Yesterday, Latham penned his weekly screed in The Australian Financial Review, in which he took Henderson — who he branded a “pedant” — to task for apparently misrepresenting Australian Electoral Commission data in this opinion piece published in The Sydney Morning Herald on September 7.

Henderson, Latham railed, had made an “error” in claiming that “over 80 per cent of electors still give their primary vote to one of the two major parties.” The former PM in waiting then used this to indulge one of his favourite topics — the dwindling legitimacy of the two-party political system in the face of widespread public disinterest.

Latham said that of the 14,088,260 Australians enrolled for the federal election, 4,711,363 voted Labor and 3,777,384 voted Liberal, “a combined tally of 60.3 per cent”. Which is obviously correct. Even with the other conservative parties added in — the Liberal National Party of Queensland, The Nationals and the Country Liberal Party, then the figure was only 71.8%, Latham said. Which is also correct. He added that the “percentage of electors who gave their primary vote to Labor” was 33.4%, “barely a third of the nation.”

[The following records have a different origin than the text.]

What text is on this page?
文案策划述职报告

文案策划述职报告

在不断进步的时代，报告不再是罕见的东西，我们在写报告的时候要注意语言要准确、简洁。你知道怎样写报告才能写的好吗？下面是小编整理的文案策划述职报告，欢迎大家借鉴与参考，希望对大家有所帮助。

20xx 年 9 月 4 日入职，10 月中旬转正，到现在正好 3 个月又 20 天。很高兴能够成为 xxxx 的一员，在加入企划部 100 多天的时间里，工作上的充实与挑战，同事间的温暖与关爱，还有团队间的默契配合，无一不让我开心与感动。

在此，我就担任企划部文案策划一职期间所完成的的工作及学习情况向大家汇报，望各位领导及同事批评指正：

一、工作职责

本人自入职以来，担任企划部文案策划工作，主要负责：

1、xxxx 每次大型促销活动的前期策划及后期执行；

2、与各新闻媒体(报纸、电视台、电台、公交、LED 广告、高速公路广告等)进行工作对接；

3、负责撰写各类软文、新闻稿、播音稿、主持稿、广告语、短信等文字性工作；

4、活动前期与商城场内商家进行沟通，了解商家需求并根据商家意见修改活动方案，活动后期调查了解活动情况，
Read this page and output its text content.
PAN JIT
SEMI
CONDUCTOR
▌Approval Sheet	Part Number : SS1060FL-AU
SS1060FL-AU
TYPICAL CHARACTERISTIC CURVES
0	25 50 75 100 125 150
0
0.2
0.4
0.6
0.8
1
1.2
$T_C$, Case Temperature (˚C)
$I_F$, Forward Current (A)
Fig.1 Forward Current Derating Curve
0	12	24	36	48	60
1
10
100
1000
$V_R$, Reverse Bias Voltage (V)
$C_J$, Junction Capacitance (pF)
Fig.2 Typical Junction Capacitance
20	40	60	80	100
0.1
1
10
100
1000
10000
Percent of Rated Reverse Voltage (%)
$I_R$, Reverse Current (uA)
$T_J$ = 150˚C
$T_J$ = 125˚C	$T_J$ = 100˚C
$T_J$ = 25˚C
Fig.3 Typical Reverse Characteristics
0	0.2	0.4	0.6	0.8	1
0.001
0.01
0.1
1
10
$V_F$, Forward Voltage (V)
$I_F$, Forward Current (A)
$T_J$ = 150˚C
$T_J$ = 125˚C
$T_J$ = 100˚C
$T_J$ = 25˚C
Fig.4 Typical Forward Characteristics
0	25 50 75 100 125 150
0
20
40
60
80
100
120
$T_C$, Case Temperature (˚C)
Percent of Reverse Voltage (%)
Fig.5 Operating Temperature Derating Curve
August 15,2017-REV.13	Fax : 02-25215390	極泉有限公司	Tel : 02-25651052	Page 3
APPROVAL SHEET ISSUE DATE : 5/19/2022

Indeed, all the numbers are correct if you define “electors” as the total number people on the roll for the federal election, including the 6.79% of voters that failed to turn up. But Latham didn’t spell that out. Readers, including this morning’s Cut and Paste section in The Australian, were left wondering if the primary vote figures repeated endlessly in the media since polling day were wrong.

Latham was also being shifty on another count. The Liberal National Party of Queensland and the Country Liberals are divisions of the Liberal Party of Australia, so their combined 1,168,860 votes should have been included in the first Liberal Party figure.

Today, Henderson hit back on the Fin‘s letters page. But rather than explain the source of the discrepancy, he decided to increase the confusion, rehashing the AEC’s “First Preferences by Party” table. That table lists the first preferences as a percentage of the formal vote, rather than the “total number of electors” measure favoured by Latham. But Henderson, like Latham, decided not to explain the disconnect.

The Media Watch Dog columnist also failed to properly address Latham’s central allegation — that he was wrong in stating the “two major parties” received over 80% of the primary vote. On any measure, the words “two major parties” means the Liberal Party and the ALP. The Nationals, even though they have a non-compete deal with the Libs for most lower house seats — are a totally separate party. As Henderson admits, the ALP and the Libs’ combined primary vote — on any measure — is well under 80%.

At the conclusion of both salvos, the authors get personal. Latham makes the strange point that Henderson has a “vested interest” in perpetuating the current system because he regularly invites its representatives to speak at his Sydney Institute shindigs. Henderson accuses Latham of hypocrisy because he receives parliamentary superannuation.

But by then, The AFR‘s readers, sick to death of the pointless bickering correctly identified by Latham, would have lost all interest.